Before the project got a thumbs up, successive motions first to table the matter, then approve it and finally to deny, all failed for a lack of a seconding motion.

After an awkward silence, Commission Chairwoman Kathi Meyer moved to approve the project for a second time, Commission Scott Myller seconded, and the measure passed with Dana Stopher and Dick Curtis dissenting.

The project drew some public criticism before it got to the Planning Commission for potentially adding "one too many liquor stores to the community." However, the Planning Commission was more concerned with the potential threat a gasoline spill might pose to a municipal water well about 1,000 feet away.

The Petersons successfully developed the Wescoin light industrial building in Copper Ridge Business Park several years ago. They hope to build their new 4,460-foot commercial building on U.S. 40 at 955 Weiss Drive, just north of the U.S. Forest Service building. They must still obtain City Council approval and apply for a liquor license before they can operate a liquor store in their new building.

The proposed site of the new gas station is about 1,000 feet from a kind of horizontal water well known as an infiltration gallery. Operated by Mount Werner Water and Sanitation District, the infiltration gallery collects groundwater through perforations in a large PVC pipe. The city operates a similar well a little farther away and on the opposite side of the Yampa River.

Matt Wager of Moonhill Design, representing the Petersons, said his clients are planning to go to great lengths to ensure the water supply will be safe.

"We're providing state-of-the-art underground equipment that will protect the environment," Wager said.

The Petersons are planning to install two underground monitoring wells designed to detect any contamination of groundwater. They will also install double-walled storage tanks and piping beneath the gas station.

Bob Stoddard of Mount Werner Water said he's satisfied the monitoring wells would give municipal water managers time to take steps to remediate any problem before it really became a threat to the wells.

"Our job is to protect water quality for the city," Stoddard said. "We take this quite seriously."

Stoddard said a study showed that groundwater in the area is moving from the direction of the proposed gas station site toward the horizontal well at a "relatively slow pace."

"The study showed it would take 17 years for any leakage to get to our well site," Stoddard said. "Seventeen years is a long time."
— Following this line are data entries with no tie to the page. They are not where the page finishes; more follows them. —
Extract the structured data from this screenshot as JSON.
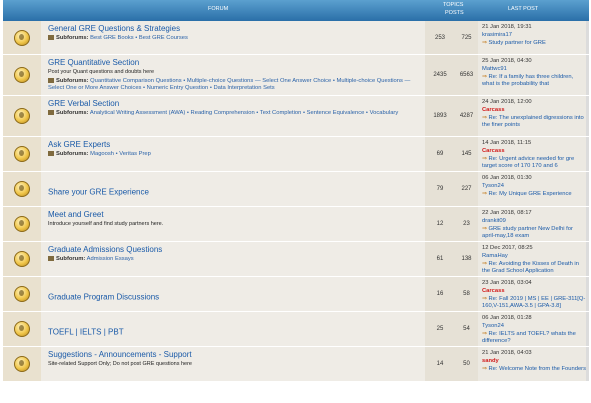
{
  "header": {
    "forum": "FORUM",
    "topics": "TOPICS",
    "posts": "POSTS",
    "last_post": "LAST POST"
  },
  "forums": [
    {
      "title": "General GRE Questions & Strategies",
      "subforums_label": "Subforums:",
      "subforums": "Best GRE Books • Best GRE Courses",
      "description": "",
      "topics": "253",
      "posts": "725",
      "date": "21 Jan 2018, 19:31",
      "user": "krasimira17",
      "user_red": false,
      "lastpost": "Study partner for GRE"
    },
    {
      "title": "GRE Quantitative Section",
      "description": "Post your Quant questions and doubts here",
      "subforums_label": "Subforums:",
      "subforums": "Quantitative Comparison Questions • Multiple-choice Questions — Select One Answer Choice • Multiple-choice Questions — Select One or More Answer Choices • Numeric Entry Question • Data Interpretation Sets",
      "topics": "2435",
      "posts": "6563",
      "date": "25 Jan 2018, 04:30",
      "user": "Mattwc91",
      "user_red": false,
      "lastpost": "Re: If a family has three children, what is the probability that"
    },
    {
      "title": "GRE Verbal Section",
      "description": "",
      "subforums_label": "Subforums:",
      "subforums": "Analytical Writing Assessment (AWA) • Reading Comprehension • Text Completion • Sentence Equivalence • Vocabulary",
      "topics": "1893",
      "posts": "4287",
      "date": "24 Jan 2018, 12:00",
      "user": "Carcass",
      "user_red": true,
      "lastpost": "Re: The unexplained digressions into the finer points"
    },
    {
      "title": "Ask GRE Experts",
      "description": "",
      "subforums_label": "Subforums:",
      "subforums": "Magoosh • Veritas Prep",
      "topics": "69",
      "posts": "145",
      "date": "14 Jan 2018, 11:15",
      "user": "Carcass",
      "user_red": true,
      "lastpost": "Re: Urgent advice needed for gre target score of 170 170 and 6"
    },
    {
      "title": "Share your GRE Experience",
      "description": "",
      "subforums_label": "",
      "subforums": "",
      "topics": "79",
      "posts": "227",
      "date": "06 Jan 2018, 01:30",
      "user": "Tyson24",
      "user_red": false,
      "lastpost": "Re: My Unique GRE Experience"
    },
    {
      "title": "Meet and Greet",
      "description": "Introduce yourself and find study partners here.",
      "subforums_label": "",
      "subforums": "",
      "topics": "12",
      "posts": "23",
      "date": "22 Jan 2018, 08:17",
      "user": "drankit09",
      "user_red": false,
      "lastpost": "GRE study partner New Delhi for april-may,18 exam"
    },
    {
      "title": "Graduate Admissions Questions",
      "description": "",
      "subforums_label": "Subforum:",
      "subforums": "Admission Essays",
      "topics": "61",
      "posts": "138",
      "date": "12 Dec 2017, 08:25",
      "user": "RamaHay",
      "user_red": false,
      "lastpost": "Re: Avoiding the Kisses of Death in the Grad School Application"
    },
    {
      "title": "Graduate Program Discussions",
      "description": "",
      "subforums_label": "",
      "subforums": "",
      "topics": "16",
      "posts": "58",
      "date": "23 Jan 2018, 03:04",
      "user": "Carcass",
      "user_red": true,
      "lastpost": "Re: Fall 2019 | MS | EE | GRE-311[Q-160,V-151,AWA-3.5 | GPA-3.8]"
    },
    {
      "title": "TOEFL | IELTS | PBT",
      "description": "",
      "subforums_label": "",
      "subforums": "",
      "topics": "25",
      "posts": "54",
      "date": "06 Jan 2018, 01:28",
      "user": "Tyson24",
      "user_red": false,
      "lastpost": "Re: IELTS and TOEFL? whats the difference?"
    },
    {
      "title": "Suggestions - Announcements - Support",
      "description": "Site-related Support Only; Do not post GRE questions here",
      "subforums_label": "",
      "subforums": "",
      "topics": "14",
      "posts": "50",
      "date": "21 Jan 2018, 04:03",
      "user": "sandy",
      "user_red": true,
      "lastpost": "Re: Welcome Note from the Founders"
    }
  ]
}
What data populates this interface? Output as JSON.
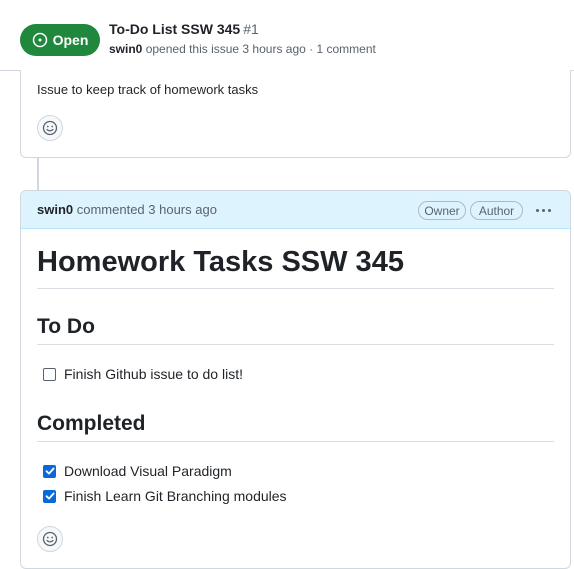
{
  "issue": {
    "state": "Open",
    "title": "To-Do List SSW 345",
    "number": "#1",
    "author": "swin0",
    "meta_text": " opened this issue 3 hours ago · 1 comment"
  },
  "first_comment": {
    "body": "Issue to keep track of homework tasks"
  },
  "comment": {
    "author": "swin0",
    "action_text": " commented 3 hours ago",
    "badges": [
      "Owner",
      "Author"
    ],
    "heading": "Homework Tasks SSW 345",
    "sections": [
      {
        "title": "To Do",
        "tasks": [
          {
            "label": "Finish Github issue to do list!",
            "checked": false
          }
        ]
      },
      {
        "title": "Completed",
        "tasks": [
          {
            "label": "Download Visual Paradigm",
            "checked": true
          },
          {
            "label": "Finish Learn Git Branching modules",
            "checked": true
          }
        ]
      }
    ]
  },
  "colors": {
    "open_green": "#1f883d",
    "header_blue": "#ddf4ff",
    "checkbox_blue": "#0969da"
  },
  "icons": {
    "state": "issue-opened-icon",
    "reaction": "smiley-icon",
    "menu": "kebab-horizontal-icon"
  }
}
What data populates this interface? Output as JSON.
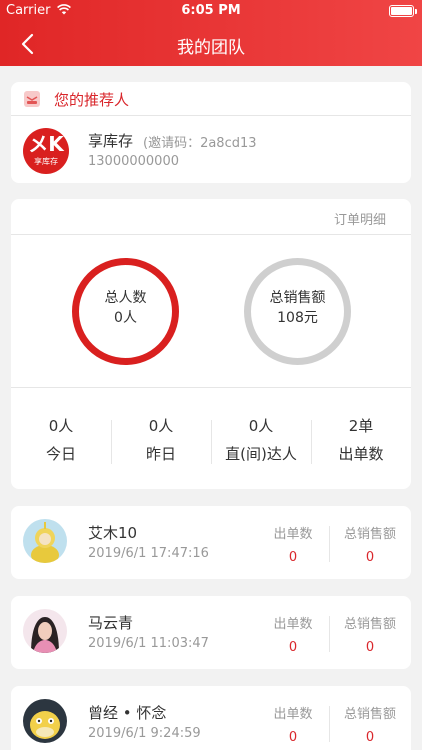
{
  "status_bar": {
    "carrier": "Carrier",
    "time": "6:05 PM"
  },
  "nav": {
    "title": "我的团队",
    "back_icon": "chevron-left-icon"
  },
  "referrer": {
    "section_title": "您的推荐人",
    "section_icon": "referrer-card-icon",
    "logo_mark": "メK",
    "logo_sub": "享库存",
    "name": "享库存",
    "invite_code": "(邀请码：2a8cd13",
    "phone": "13000000000"
  },
  "stats": {
    "order_detail_link": "订单明细",
    "total_people": {
      "label": "总人数",
      "value": "0人"
    },
    "total_sales": {
      "label": "总销售额",
      "value": "108元"
    },
    "cells": [
      {
        "value": "0人",
        "label": "今日"
      },
      {
        "value": "0人",
        "label": "昨日"
      },
      {
        "value": "0人",
        "label": "直(间)达人"
      },
      {
        "value": "2单",
        "label": "出单数"
      }
    ]
  },
  "members": [
    {
      "name": "艾木10",
      "date": "2019/6/1 17:47:16",
      "orders_label": "出单数",
      "orders": "0",
      "sales_label": "总销售额",
      "sales": "0"
    },
    {
      "name": "马云青",
      "date": "2019/6/1 11:03:47",
      "orders_label": "出单数",
      "orders": "0",
      "sales_label": "总销售额",
      "sales": "0"
    },
    {
      "name": "曾经 • 怀念",
      "date": "2019/6/1 9:24:59",
      "orders_label": "出单数",
      "orders": "0",
      "sales_label": "总销售额",
      "sales": "0"
    }
  ],
  "colors": {
    "brand_red": "#e02626",
    "ring_gray": "#cfcfcf",
    "value_red": "#d9262b"
  }
}
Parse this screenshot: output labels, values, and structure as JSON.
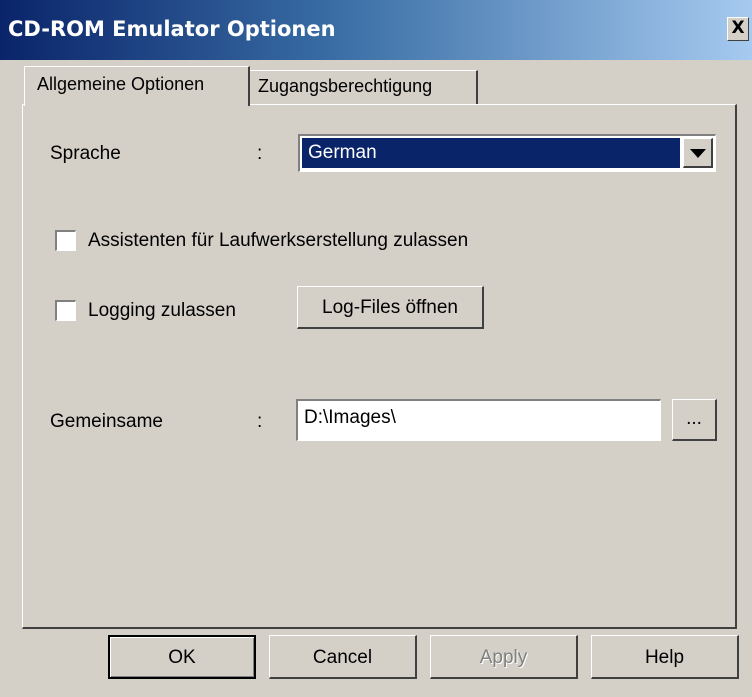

The monitoring wells would be positioned to detect a spreading leak before it came within 800 feet of the wells.

Curtis pointed out the Planning Commission has only one chance to "get it right" and advocated taking more time to gather information on the new commercial building.

"If we have to table and delay to make this a better project, I'm all for it," he said.

But Meyer persuaded a majority of the commissioners they had already been presented with all of the technical data they were likely to ever see on the matter.

"I think we have all the professional documentation we need," Meyer said. "Tabling doesn't give us any new information."